Tillery asked the Fifth District for a rehearing but he did not get it.

He petitioned the Illinois Supreme Court for review but he did not get it.

The Fifth District issued a mandate in March 2006, with directions to dismiss.

By then, Kardis had retired and the case had passed to Circuit Judge Don Weber.

A Tillery plaintiff moved for substitution and Weber granted it.

Under Illinois statute, any party can substitute a judge once without cause if the judge has not made a substantial ruling.

Chief Judge Edward Ferguson assigned the case to Circuit Judge Andy Matoesian.

After Callis replaced Ferguson as chief judge, she adopted a rule that a plaintiff's motion for substitution in a class action would be the only such motion allowed for the class.

Tillery plaintiff Elden Craft had already moved for substitution in the Dell case, and Matoesian granted it May 5, 2006.

Callis assigned the case to Circuit Judge Daniel Stack.

Nothing happened for nearly three months, so Dell moved to enforce the Fifth District mandate. Stack set a hearing Aug. 28, 2006.

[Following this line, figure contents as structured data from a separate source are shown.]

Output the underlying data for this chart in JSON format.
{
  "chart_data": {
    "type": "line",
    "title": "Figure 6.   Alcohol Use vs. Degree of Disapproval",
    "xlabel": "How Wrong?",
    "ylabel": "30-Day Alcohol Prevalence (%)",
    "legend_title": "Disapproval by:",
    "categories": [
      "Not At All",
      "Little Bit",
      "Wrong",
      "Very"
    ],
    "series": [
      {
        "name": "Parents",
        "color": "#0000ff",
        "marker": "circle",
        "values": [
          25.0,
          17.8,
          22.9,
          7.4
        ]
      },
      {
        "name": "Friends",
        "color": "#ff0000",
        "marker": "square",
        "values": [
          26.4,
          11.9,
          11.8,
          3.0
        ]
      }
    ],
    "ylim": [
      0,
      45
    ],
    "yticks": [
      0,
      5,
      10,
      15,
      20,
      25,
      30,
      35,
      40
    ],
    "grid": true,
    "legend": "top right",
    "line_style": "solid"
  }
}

At Stack's hearing, Tillery plaintiff Donald Braddy moved for substitution. Stack asked for briefs from both sides.

Aaron Zigler of Tillery's firm wrote to Callis the same day that he might find it necessary to challenge the constitutionality of the rule.

He wrote that it violated the Illinois Constitution's doctrine of separation of powers.

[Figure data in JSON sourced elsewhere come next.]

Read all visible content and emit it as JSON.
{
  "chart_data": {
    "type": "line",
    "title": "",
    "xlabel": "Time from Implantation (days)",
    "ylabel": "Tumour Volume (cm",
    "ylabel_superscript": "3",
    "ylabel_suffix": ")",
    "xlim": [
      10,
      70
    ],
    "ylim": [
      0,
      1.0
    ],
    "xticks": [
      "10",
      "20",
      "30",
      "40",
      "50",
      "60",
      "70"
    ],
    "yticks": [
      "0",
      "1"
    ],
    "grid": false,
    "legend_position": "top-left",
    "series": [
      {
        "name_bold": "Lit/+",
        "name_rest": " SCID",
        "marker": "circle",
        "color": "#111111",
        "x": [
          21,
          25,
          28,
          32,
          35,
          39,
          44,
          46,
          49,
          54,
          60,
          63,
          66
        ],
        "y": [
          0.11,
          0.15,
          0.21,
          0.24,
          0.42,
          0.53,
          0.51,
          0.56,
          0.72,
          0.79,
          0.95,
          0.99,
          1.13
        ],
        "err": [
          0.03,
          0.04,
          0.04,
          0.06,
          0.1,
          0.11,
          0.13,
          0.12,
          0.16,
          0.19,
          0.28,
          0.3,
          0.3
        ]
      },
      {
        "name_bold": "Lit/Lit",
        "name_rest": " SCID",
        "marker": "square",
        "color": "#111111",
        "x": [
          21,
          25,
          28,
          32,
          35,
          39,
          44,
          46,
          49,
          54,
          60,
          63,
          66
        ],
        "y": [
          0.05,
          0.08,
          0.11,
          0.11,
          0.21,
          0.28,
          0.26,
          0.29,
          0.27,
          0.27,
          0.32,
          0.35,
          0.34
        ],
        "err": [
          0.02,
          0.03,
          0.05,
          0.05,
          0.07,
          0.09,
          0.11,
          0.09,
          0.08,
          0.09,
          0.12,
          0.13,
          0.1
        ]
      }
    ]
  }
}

In a Sept. 15, 2006, brief, Tillery associate Stephen Swedlow of Chicago wrote that the rule could not apply because the case had not been certified as a class action.

Swedlow wrote that the case started five years ago and the rule could not apply retroactively.

He wrote that a different rule for class action plaintiffs robbed them of fundamental constitutional rights.

He wrote that the rule "drives a stake through the heart of the equal protection guarantee, and as a result it must be declared unconstitutional."

For Dell, Robert Bassett of Belleville wrote in an Oct. 4 brief that plaintiffs filed the motion to prevent the court from carrying out its mandate.

He called it an attempt to avoid enforcement of the agreement to arbitrate.

"This court does not have the authority to issue any rulings in this dispute other than dismissing or staying the case and compelling arbitration," Bassett wrote.

He wrote that the rule makes clear that class representatives cannot rotate in and out of position "to reap the potential benefits of unfettered judge shopping."

The rule applied to class actions filed in the court, he wrote.

"...[o]nce a case designated as a class action is filed in this court, then the rule applies to it."

Stack has not set a hearing on substitution.

If Tillery succeeds, the case may wind up with a judge who would dismiss it and then bring it back to life.

Circuit Judge Nicholas Byron accomplished that feat for Tillery at a hearing May 2.

Byron granted Tillery's request to ask the Fifth District if he still has jurisdiction over a class action against Philip Morris that he dismissed in December.

Byron awarded $10 billion to Tillery's class of light cigarette smokers in 2003, but the Supreme Courts of the state and the nation agreed that he exceeded his authority.

Byron dismissed the suit in obedience to a mandate of the Illinois Supreme Court, but at his hearing he elected to obey Tillery and disobey the Supreme Court.